Birendra Kumar Bhuyan (25 July 1933 – 19 June 1991) was an Indian writer, poet and lyricist in the Odia literature. Birendra has contributed to Odia literature by writing several national award-winning books and songs in Odisha.

== Early life and career ==
Birendra Kumar Bhuyan was born on 25-July-1933 to Balaram Bhuyan and Sulochana Devi in Nilapada, a small village on the bank of the Birupa, a tributary of the river of Mahanadi in that time Jajpur a sub-division in the district of Cuttack.

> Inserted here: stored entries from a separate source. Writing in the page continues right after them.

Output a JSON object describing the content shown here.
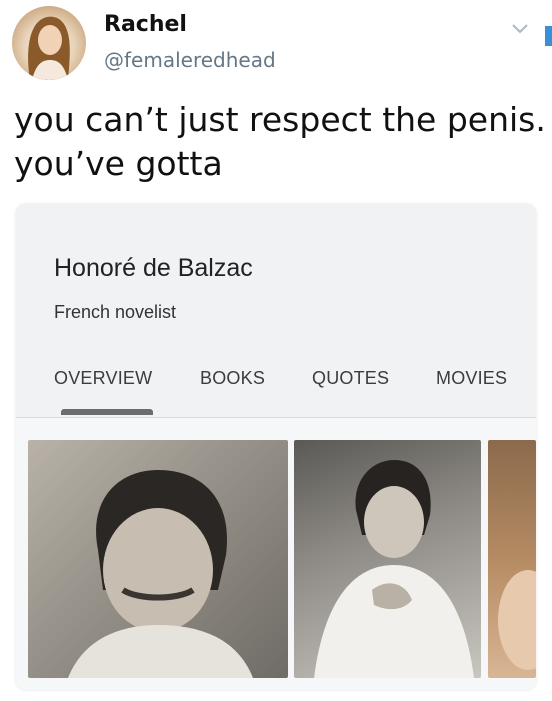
{
  "tweet": {
    "display_name": "Rachel",
    "handle": "@femaleredhead",
    "text_lines": [
      "you can’t just respect the penis.",
      "you’ve gotta"
    ]
  },
  "card": {
    "entity_name": "Honoré de Balzac",
    "entity_description": "French novelist",
    "tabs": [
      {
        "label": "OVERVIEW",
        "selected": true
      },
      {
        "label": "BOOKS",
        "selected": false
      },
      {
        "label": "QUOTES",
        "selected": false
      },
      {
        "label": "MOVIES",
        "selected": false
      }
    ],
    "images": [
      {
        "subject": "portrait photograph of Balzac (close-up)"
      },
      {
        "subject": "portrait photograph of Balzac (hand on chest)"
      },
      {
        "subject": "partially visible painting"
      }
    ]
  },
  "colors": {
    "text_primary": "#111111",
    "handle_gray": "#657786",
    "card_background": "#f1f2f3",
    "tab_indicator": "#6a6d70",
    "edge_blue": "#3a8fd9"
  },
  "icons": {
    "caret": "chevron-down-icon"
  }
}
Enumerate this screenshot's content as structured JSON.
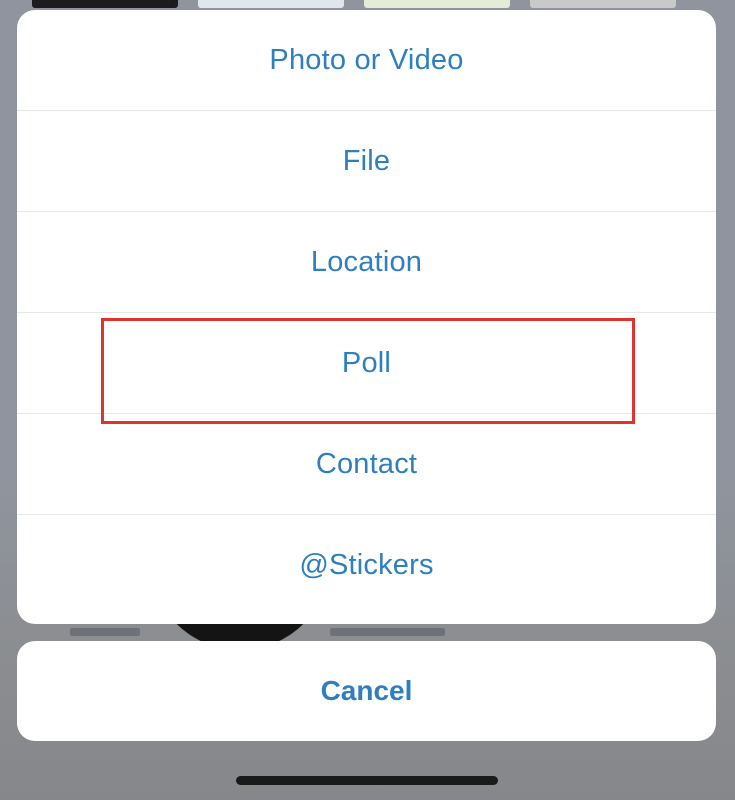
{
  "action_sheet": {
    "items": [
      {
        "label": "Photo or Video"
      },
      {
        "label": "File"
      },
      {
        "label": "Location"
      },
      {
        "label": "Poll"
      },
      {
        "label": "Contact"
      },
      {
        "label": "@Stickers"
      }
    ],
    "highlighted_item": "Poll",
    "highlight_color": "#e0322f",
    "item_text_color": "#2f7fc0"
  },
  "cancel": {
    "label": "Cancel"
  }
}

He started writing from 1951. His main area of focus was children's literature. He had written many Odia songs out of which in 1965 "Eka K eKa", "Joutuka Deiparibini", Jataka Padichhi Raja Jataka","Kalasha Upare Amba Dalia Gori Kanyaku Bara Kalia"which were sung by many famous singers of Odisha like Akshaya Mohanty, Bhikari Bal, and Mohammed Sikander Alam.Many of his compositions had already been broadcast from Akashvani Cuttack.

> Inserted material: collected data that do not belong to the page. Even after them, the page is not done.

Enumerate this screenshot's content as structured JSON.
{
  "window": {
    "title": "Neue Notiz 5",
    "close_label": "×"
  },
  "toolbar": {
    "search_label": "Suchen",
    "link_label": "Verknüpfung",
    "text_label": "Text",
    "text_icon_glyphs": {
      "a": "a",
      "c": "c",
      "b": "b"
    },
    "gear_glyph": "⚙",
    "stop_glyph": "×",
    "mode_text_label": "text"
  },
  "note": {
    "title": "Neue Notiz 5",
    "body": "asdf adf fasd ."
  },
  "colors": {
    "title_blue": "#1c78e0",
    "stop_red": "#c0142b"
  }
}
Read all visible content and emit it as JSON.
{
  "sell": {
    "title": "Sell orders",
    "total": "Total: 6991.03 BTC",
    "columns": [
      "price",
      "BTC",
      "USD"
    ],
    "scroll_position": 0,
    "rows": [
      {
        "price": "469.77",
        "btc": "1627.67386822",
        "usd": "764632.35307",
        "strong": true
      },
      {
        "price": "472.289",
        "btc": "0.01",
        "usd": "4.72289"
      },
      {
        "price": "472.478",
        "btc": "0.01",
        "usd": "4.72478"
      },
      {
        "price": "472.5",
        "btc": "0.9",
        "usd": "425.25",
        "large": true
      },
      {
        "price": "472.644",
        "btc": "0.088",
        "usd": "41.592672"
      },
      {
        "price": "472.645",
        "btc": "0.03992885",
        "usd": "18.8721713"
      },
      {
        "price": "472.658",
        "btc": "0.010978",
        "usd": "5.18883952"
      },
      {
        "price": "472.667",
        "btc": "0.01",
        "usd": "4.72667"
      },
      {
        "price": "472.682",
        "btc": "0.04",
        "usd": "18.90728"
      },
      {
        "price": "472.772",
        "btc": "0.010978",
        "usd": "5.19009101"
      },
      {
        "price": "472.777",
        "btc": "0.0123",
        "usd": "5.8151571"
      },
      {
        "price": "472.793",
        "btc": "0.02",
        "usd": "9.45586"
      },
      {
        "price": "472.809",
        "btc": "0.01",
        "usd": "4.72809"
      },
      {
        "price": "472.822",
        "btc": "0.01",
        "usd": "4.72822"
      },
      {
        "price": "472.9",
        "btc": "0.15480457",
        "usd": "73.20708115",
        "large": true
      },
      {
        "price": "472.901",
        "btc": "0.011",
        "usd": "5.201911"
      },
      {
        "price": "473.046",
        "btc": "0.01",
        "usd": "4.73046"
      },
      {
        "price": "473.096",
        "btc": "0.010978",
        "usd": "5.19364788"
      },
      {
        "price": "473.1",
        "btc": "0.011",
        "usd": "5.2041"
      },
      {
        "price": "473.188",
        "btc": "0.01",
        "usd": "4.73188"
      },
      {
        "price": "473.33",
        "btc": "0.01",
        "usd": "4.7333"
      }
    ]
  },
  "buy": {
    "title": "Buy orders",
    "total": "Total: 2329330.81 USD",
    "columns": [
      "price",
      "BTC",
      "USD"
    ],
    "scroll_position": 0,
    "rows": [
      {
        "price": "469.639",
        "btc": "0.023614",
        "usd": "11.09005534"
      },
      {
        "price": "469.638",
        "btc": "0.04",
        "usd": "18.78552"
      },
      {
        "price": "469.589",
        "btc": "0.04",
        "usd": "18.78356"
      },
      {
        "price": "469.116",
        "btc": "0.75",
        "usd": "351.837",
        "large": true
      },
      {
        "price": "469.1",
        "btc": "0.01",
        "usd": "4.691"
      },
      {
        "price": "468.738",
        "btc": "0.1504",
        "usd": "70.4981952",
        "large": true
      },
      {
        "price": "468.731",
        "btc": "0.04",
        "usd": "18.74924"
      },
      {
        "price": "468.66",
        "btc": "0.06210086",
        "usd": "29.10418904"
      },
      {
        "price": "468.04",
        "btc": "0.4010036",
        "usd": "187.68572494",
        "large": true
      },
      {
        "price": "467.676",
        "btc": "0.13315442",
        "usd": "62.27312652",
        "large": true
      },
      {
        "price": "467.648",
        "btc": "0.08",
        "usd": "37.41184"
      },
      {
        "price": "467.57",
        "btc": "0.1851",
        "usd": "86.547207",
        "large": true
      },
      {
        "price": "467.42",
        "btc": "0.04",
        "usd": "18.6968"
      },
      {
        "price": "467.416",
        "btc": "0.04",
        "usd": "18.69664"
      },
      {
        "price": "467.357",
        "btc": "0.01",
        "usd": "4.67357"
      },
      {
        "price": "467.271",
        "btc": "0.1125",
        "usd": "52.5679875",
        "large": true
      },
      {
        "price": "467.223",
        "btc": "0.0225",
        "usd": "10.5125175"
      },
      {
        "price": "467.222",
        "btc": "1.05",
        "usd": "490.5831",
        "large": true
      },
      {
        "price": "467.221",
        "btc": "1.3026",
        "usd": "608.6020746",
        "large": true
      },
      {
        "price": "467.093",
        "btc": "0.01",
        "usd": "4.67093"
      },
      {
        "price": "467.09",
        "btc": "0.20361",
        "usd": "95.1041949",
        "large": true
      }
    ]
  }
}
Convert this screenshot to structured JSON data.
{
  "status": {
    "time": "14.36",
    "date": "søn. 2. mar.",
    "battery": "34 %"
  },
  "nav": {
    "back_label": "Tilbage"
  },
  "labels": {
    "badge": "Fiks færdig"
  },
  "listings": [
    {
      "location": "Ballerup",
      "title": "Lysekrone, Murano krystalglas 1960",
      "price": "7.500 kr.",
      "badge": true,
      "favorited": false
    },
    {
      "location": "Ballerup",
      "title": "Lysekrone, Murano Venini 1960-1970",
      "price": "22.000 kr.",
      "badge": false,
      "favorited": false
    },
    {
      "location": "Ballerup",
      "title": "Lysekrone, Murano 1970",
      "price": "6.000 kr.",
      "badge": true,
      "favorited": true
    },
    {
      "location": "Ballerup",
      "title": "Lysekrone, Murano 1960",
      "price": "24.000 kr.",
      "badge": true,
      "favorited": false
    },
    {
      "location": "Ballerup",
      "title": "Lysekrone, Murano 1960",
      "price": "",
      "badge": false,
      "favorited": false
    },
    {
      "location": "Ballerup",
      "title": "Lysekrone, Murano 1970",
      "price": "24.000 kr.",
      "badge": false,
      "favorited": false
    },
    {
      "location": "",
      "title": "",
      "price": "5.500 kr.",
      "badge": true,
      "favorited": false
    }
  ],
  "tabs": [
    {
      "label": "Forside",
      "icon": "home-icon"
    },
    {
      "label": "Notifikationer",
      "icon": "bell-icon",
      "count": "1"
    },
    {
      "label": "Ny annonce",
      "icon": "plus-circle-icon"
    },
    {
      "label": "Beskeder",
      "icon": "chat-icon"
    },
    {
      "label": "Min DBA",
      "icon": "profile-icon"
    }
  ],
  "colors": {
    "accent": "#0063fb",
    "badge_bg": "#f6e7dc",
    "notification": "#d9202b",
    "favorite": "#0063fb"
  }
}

He was also a lyricist in All India Radio, Cuttack..His book "Lakhmi Nandan" for neo literates was awarded with the 27th National Award by Human Resource Development Department of Government of India. For his contributions towards Odia Children Literature, he was awarded Mina Bazar Award by Prajatantra Prachar Samiti founded by Dr.Harekrushna Mahatab.

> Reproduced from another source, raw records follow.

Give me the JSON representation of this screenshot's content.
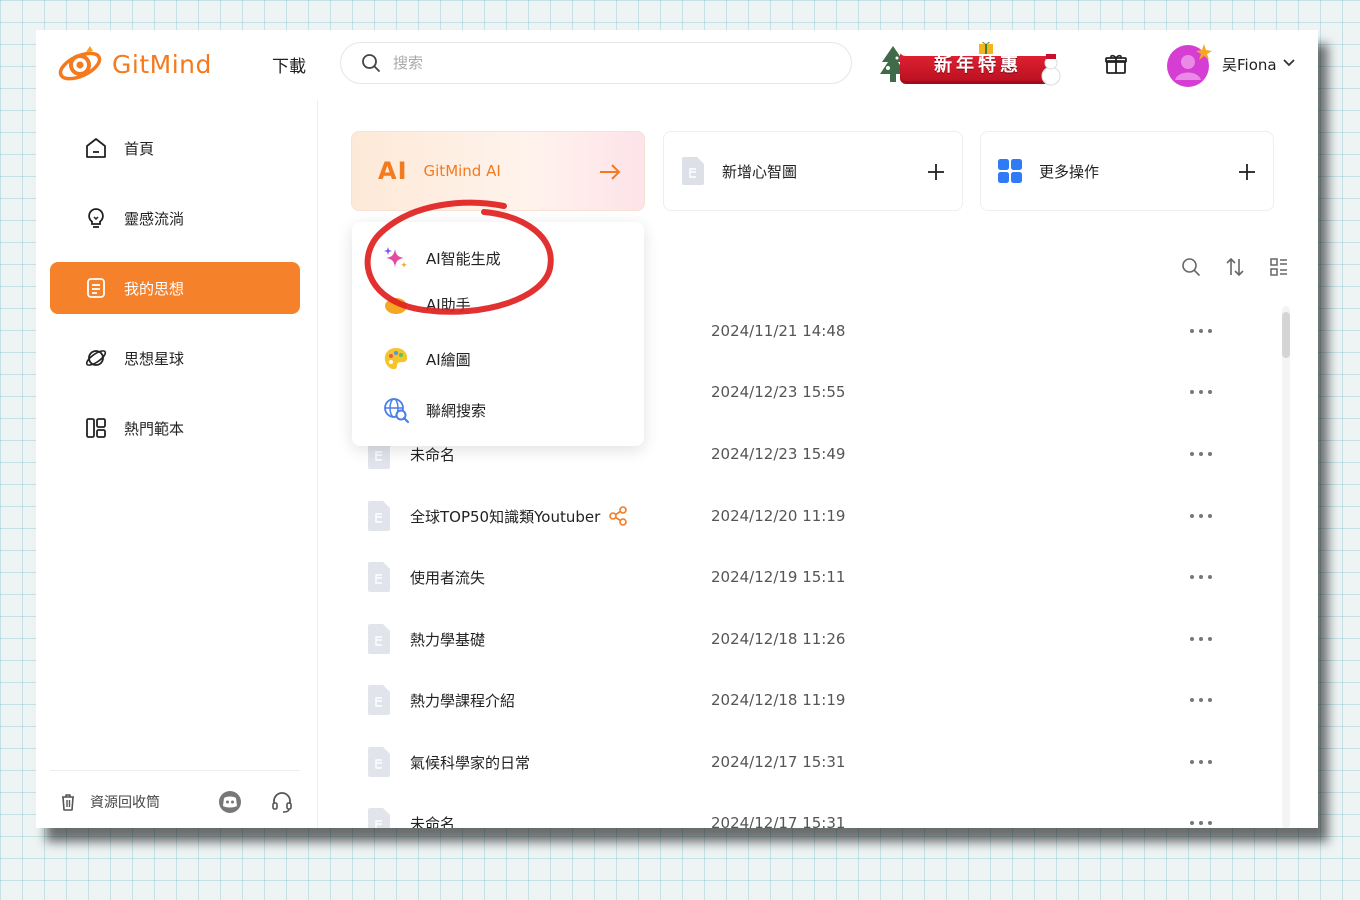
{
  "app": {
    "brand": "GitMind",
    "accent": "#f5812a"
  },
  "header": {
    "download_label": "下載",
    "search_placeholder": "搜索",
    "promo_text": "新年特惠",
    "user_name": "吴Fiona"
  },
  "sidebar": {
    "items": [
      {
        "label": "首頁",
        "icon": "home-icon"
      },
      {
        "label": "靈感流淌",
        "icon": "lightbulb-icon"
      },
      {
        "label": "我的思想",
        "icon": "document-icon",
        "active": true
      },
      {
        "label": "思想星球",
        "icon": "planet-icon"
      },
      {
        "label": "熱門範本",
        "icon": "template-icon"
      }
    ],
    "trash_label": "資源回收筒"
  },
  "cards": {
    "ai_mark": "AI",
    "ai_label": "GitMind AI",
    "new_label": "新增心智圖",
    "more_label": "更多操作"
  },
  "ai_menu": {
    "items": [
      {
        "label": "AI智能生成",
        "icon": "sparkle-icon"
      },
      {
        "label": "AI助手",
        "icon": "assistant-icon"
      },
      {
        "label": "AI繪圖",
        "icon": "palette-icon"
      },
      {
        "label": "聯網搜索",
        "icon": "globe-search-icon"
      }
    ]
  },
  "files": [
    {
      "name": "",
      "date": "2024/11/21 14:48"
    },
    {
      "name": "",
      "date": "2024/12/23 15:55"
    },
    {
      "name": "未命名",
      "date": "2024/12/23 15:49"
    },
    {
      "name": "全球TOP50知識類Youtuber",
      "date": "2024/12/20 11:19",
      "shared": true
    },
    {
      "name": "使用者流失",
      "date": "2024/12/19 15:11"
    },
    {
      "name": "熱力學基礎",
      "date": "2024/12/18 11:26"
    },
    {
      "name": "熱力學課程介紹",
      "date": "2024/12/18 11:19"
    },
    {
      "name": "氣候科學家的日常",
      "date": "2024/12/17 15:31"
    },
    {
      "name": "未命名",
      "date": "2024/12/17 15:31"
    }
  ]
}
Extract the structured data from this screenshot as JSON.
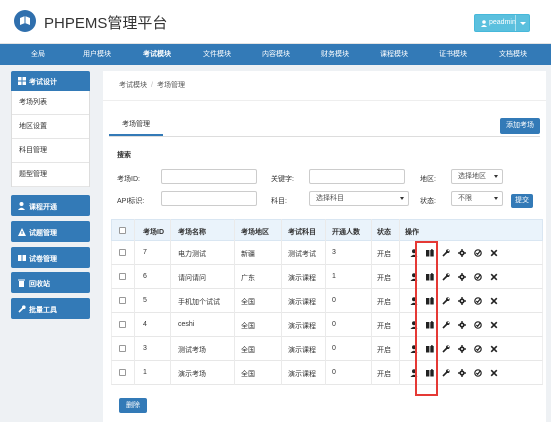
{
  "header": {
    "site_title": "PHPEMS管理平台",
    "user_name": "peadmin"
  },
  "topnav": {
    "items": [
      "全局",
      "用户模块",
      "考试模块",
      "文件模块",
      "内容模块",
      "财务模块",
      "课程模块",
      "证书模块",
      "文档模块"
    ],
    "active_index": 2
  },
  "sidebar": {
    "group_title": "考试设计",
    "sub_items": [
      "考场列表",
      "地区设置",
      "科目管理",
      "题型管理"
    ],
    "buttons": [
      "课程开通",
      "试题管理",
      "试卷管理",
      "回收站",
      "批量工具"
    ]
  },
  "breadcrumb": {
    "items": [
      "考试模块",
      "考场管理"
    ],
    "separator": "/"
  },
  "tabs": {
    "active": "考场管理"
  },
  "add_button": "添加考场",
  "search": {
    "title": "搜索",
    "room_id_label": "考场ID:",
    "keyword_label": "关键字:",
    "region_label": "地区:",
    "region_value": "选择地区",
    "api_label": "API标识:",
    "subject_label": "科目:",
    "subject_value": "选择科目",
    "status_label": "状态:",
    "status_value": "不限",
    "submit_label": "提交"
  },
  "table": {
    "headers": [
      "考场ID",
      "考场名称",
      "考场地区",
      "考试科目",
      "开通人数",
      "状态",
      "操作"
    ],
    "rows": [
      {
        "id": "7",
        "name": "电力测试",
        "region": "新疆",
        "subject": "测试考试",
        "count": "3",
        "status": "开启"
      },
      {
        "id": "6",
        "name": "请问请问",
        "region": "广东",
        "subject": "演示课程",
        "count": "1",
        "status": "开启"
      },
      {
        "id": "5",
        "name": "手机加个试试",
        "region": "全国",
        "subject": "演示课程",
        "count": "0",
        "status": "开启"
      },
      {
        "id": "4",
        "name": "ceshi",
        "region": "全国",
        "subject": "演示课程",
        "count": "0",
        "status": "开启"
      },
      {
        "id": "3",
        "name": "测试考场",
        "region": "全国",
        "subject": "演示课程",
        "count": "0",
        "status": "开启"
      },
      {
        "id": "1",
        "name": "演示考场",
        "region": "全国",
        "subject": "演示课程",
        "count": "0",
        "status": "开启"
      }
    ],
    "action_icons": [
      "user-icon",
      "book-icon",
      "wrench-icon",
      "gear-icon",
      "check-circle-icon",
      "delete-x-icon"
    ]
  },
  "delete_button": "删除",
  "colors": {
    "primary": "#337ab7",
    "user_button": "#5bc0de",
    "highlight": "#e53935"
  }
}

His first posting was in Talcher where he worked in Adult Education department of Govt. of India. He couldn't complete his service and died just before his retirement from service on 19-June-1991 at the age of 57 years.

== Family ==

He was married to Shubhashini Bhuyan in 1956. He has two sons, Subhendra and Satyendra and three daughters, Jayasri, Gitisri and Padmasri. His Aunt Sushila Devi popularly known as Singha Jhia Sushila (Daughter of Leo) was a freedom fighter during the Indian independence movement and was a follower of Mahatma Gandhi.

== Bibliography ==
- Kete Je Pakhi
- Kete Je Fula
- Bagala Baguli
- Kunmuni
- Lakhmi Nandan
- Hati O Maduka Katha
- Gadia Ganga
- Dhanya Se Jhhia
- Kete Jati Fala
- Bana Raijara Katha
- Bhabana ra swara, an anthology of various forms of Poems is published after his death.